Der zitierte Beitrag stammt aus der Diskussion über Bruckners 9. Symphonie; es geht dort um die Frage, ob eine Aufführung mit rekonstruiiertem Finale sein soll bzw. sinnvoll, legitim, wünschenswert usw. ist:
Alles anzeigenWas man auf jeden Fall nicht aufführen sollte, ist das, was Rattle und andere da aufführen, nämlich so ein Konstrukt, das nichts mit Bruckners Willen zu tun hat.
Der Wille des Komponisten ist aber auf der Bühne nicht die letzte Instanz. Dazu kennen wir den Willen des Komponisten auch viel zu wenig genau. Die Fälle, wo Komponisten bekanntermaßen ihre Werke abweichend von ihrem notierten Willen aufgeführt haben oder wo Komponisten ihren Willen nach einigen Aufführungen sogar änderten, will ich erst gar nicht anführen.
Wie immer gilt: Wäre Bruckner nach dem Komponieren der ersten Fassung der vierten Sinfonie gestorben, so gäbe es eventuell einige selbsternannte Verteidiger des letzten Komponistenwillens, die behaupten würden, die vierte Sinfonie dürfe man immer nur in der Fassung spielen. Im Falle dieser Sinfonie bin ich ganz dankbar, dass der Komponist in seinem Leben noch genug Zeit hatte, diesen Verteidigern selbst zu widersprechen. Bei der neunten Sinfonie hatte er diese Zeit nicht.
Was zählt, is aufm Platz. Ein Konzert ist kein Termin zur Testamentsvollstreckung, selbst wenn irgendwelche Noten eine (wie auch immer) reduzierte Form eines Komponistenwillens zu einem bestimmten Zeitpunkt darstellen sollten.

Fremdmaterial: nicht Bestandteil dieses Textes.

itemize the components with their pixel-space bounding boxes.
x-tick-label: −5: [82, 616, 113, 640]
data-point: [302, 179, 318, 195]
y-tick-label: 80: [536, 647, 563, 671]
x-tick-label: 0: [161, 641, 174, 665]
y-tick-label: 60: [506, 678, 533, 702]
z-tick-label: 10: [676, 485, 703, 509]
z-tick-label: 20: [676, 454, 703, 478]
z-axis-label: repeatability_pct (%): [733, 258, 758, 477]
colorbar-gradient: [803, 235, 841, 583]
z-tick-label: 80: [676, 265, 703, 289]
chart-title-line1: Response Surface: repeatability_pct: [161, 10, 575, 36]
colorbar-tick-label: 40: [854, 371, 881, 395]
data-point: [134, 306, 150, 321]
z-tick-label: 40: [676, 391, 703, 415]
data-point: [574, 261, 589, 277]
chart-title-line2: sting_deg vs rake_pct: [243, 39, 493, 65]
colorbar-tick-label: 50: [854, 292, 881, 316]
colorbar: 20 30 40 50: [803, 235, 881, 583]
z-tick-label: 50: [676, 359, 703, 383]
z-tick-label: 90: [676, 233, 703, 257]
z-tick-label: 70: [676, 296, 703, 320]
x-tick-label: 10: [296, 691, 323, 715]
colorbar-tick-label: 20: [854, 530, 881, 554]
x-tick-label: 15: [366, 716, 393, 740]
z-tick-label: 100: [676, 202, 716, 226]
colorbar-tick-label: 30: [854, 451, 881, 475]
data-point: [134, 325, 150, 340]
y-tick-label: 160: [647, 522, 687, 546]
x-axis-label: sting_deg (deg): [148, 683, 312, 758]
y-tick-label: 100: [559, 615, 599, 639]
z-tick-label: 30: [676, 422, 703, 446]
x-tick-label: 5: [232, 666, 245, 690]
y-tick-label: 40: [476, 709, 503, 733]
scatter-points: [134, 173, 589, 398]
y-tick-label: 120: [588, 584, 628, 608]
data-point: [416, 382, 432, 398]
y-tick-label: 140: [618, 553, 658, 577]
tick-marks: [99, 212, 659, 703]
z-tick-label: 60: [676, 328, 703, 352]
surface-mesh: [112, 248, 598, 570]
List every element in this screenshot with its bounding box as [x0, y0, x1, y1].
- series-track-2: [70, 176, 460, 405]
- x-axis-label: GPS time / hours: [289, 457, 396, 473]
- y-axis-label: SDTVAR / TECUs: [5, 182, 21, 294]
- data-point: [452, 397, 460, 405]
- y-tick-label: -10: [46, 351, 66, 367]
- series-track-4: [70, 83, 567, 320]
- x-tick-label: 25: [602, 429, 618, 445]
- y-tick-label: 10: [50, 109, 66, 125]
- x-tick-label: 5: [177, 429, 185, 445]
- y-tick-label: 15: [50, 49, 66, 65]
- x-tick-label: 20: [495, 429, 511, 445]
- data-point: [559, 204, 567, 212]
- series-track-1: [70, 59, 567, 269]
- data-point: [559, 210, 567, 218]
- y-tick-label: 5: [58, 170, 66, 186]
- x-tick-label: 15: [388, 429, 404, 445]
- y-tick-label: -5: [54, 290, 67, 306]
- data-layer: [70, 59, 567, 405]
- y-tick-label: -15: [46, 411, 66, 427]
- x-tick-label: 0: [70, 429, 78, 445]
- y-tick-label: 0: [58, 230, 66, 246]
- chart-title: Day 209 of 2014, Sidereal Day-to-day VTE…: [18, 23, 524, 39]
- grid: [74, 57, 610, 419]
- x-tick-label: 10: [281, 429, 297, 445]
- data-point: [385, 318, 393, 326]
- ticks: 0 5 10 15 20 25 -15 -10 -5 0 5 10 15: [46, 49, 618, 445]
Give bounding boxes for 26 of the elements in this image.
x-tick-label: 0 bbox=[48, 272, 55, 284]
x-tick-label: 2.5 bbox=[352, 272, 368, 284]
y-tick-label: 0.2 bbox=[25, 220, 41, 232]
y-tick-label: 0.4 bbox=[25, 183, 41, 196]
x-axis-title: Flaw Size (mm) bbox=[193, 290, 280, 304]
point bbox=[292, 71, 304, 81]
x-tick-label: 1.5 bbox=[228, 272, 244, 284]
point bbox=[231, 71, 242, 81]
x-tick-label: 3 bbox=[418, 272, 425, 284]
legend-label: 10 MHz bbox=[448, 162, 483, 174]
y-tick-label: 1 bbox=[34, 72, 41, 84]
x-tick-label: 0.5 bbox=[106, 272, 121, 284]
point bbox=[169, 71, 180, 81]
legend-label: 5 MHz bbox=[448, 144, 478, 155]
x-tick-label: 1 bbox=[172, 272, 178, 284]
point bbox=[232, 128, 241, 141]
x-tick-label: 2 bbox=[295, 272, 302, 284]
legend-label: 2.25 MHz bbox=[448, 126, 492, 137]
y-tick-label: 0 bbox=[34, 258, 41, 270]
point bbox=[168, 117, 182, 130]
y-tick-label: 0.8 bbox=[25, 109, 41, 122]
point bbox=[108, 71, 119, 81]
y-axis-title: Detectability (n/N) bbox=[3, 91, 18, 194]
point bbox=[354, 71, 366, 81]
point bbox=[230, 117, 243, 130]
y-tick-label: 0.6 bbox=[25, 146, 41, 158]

Wenn ein nachkomponierter vierter Satz von anderer Feder aufgeführt wird, dann behauptet ja auch niemand, dass dies der Wille Bruckners sei. Na und? Es ist ein Stück Musik, das aufgeführt wird. Nicht mehr, nicht weniger. Ob es gut oder weniger gut ist und ob es zum Vorangegangenen mehr oder weniger passt, sind davon unabhängige Fragen.
Als ich music lovers These, daß man nichts aufführen solle, was "nichts mit Bruckners Willen zu tun hat", las, war ich schon drauf und dran zu antworten, bemerkte dann aber, daß Mauerblümchens Beitrag so ziemlich dem entspricht, was auch ich geschrieben hätte.
Da die hier angesprochene Problematik sich nicht nur auf Aufführungen von Bruckners Neunter beschränkt, hier ein neues Thema mit allgemeiner Fragestellung, bezogen auf Konzertaufführungen(!):
Wie verbindlich ist der Wille des Komponisten?
Ich stelle mal Folgendes in den Raum: Der Komponistenwille ist vollkommen wurscht (zumal es viele Fälle gibt, in denen unbekannt ist, was der längst verstorbene Komponist einst gewollt hat). Wichtig ist allein, was aufführende Musiker daraus machen, ggf. auch das, was Konzertveranstalter und das Publikum wünschen.
Einzige Einschränkung: Natürlich gibt es rechtliche Schranken, sprich: das Urheberrecht, das dem Komponisten zu seinen Lebzeiten und seinen Erben erlaubt, Grenzen zu ziehen.
Aber sonst?
Nachtrag: Ich habe die Fragestellung bewußt auf Konzertaufführungen beschränkt, also Szenisches, sprich: Oper, ausgeschlossen; Fragen der Opernregie gehören nicht hierher! Was Letzteres angeht, so haben wir ja bereits die jahrelange Debatte dort:
Was ist, was soll, was darf Opernregie? Und was nicht?
Eigentlich wurde diese Diskussion schon in diesem Thread von Symbol angegangen: "Regietheater" - Was ist das eigentlich?Leider hat sich die Diskussion dort an dem eher abwertenden als beschreibenden Begriff "Regietheater" festgebissen. Dabei fing sie schon an, sich zu lohnen, denn das Thema selbst ist ja für alle, die Oper live schätzen, von außerordentlichem Interesse. Gerne erfülle ich daher Symbols Wunsch und eröffne das Thema erneut…
Eine herzliche Bitte: Mir geht es hier ausschließlich um Konzertaufführungen: Orchestermusik und Kammermusik!